Children who survive the horrors of combat and other involvement in armed groups must be counseled, trained and supported as part of a comprehensive reintegration programme. The needs are staggering, as the services are expensive and require several years of involvement to fully reintegrate young people into society, DefenceWeb said.

According to the UN secretary-general’s 2018 report, 13,600 children benefited from support for release and reintegration, up from 12,000 in 2017. In Africa, 2,253 children were released from armed groups in the DRC, 883 in Nigeria, and 785 were liberated in the Central African Republic.

“Releasing children from the ranks of armed elements is essential, but it is only a first step,” according to a 2018 UN report on reintegration.
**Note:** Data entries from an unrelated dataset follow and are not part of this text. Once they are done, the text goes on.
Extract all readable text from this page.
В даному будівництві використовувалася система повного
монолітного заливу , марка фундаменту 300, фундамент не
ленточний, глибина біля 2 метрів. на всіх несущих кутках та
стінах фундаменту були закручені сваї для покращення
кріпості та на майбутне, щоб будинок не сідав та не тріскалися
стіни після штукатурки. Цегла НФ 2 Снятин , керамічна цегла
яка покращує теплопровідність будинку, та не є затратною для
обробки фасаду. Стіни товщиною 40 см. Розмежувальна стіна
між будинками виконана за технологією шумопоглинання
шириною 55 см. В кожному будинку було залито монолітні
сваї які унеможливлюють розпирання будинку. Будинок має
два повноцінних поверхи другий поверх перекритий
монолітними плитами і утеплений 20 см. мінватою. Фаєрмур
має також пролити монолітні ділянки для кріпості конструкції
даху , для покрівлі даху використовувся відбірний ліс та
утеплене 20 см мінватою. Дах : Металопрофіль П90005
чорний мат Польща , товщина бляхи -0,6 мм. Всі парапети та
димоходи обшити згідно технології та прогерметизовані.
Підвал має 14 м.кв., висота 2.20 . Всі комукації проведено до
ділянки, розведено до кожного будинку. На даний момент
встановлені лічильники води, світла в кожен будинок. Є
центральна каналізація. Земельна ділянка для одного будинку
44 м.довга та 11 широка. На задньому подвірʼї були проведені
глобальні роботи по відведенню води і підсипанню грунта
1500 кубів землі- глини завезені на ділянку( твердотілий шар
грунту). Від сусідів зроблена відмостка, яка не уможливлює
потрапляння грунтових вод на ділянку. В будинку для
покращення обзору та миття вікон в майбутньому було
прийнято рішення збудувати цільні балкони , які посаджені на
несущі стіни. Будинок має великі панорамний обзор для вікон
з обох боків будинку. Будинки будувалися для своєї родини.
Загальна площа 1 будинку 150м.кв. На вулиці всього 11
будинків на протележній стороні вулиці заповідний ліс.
“Providing children who have been formally released with adequate services, as well as reaching out to those who have escaped or have been informally released, is a huge task.”

More than 50 senior officers attended the three-day conference led by the UN Mission in South Sudan’s Child Protection Unit and United Nations Children's Fund (UNICEF).

Participants outlined several actions, including educating junior officers on the issue, improving ways to identify young people under 18 and increasing efforts to find and release children working as soldiers. The conference also stressed reintegration as a crucial component.

“Children need to be dissuaded from joining the military and should instead be motivated to be at school,” an officer with the National Disarmament, Demobilisation and Reintegration Committee, Andrew Oluku, said.

“The government needs to take more responsibility for the youth because they are the backbone of this country,” Oluku said.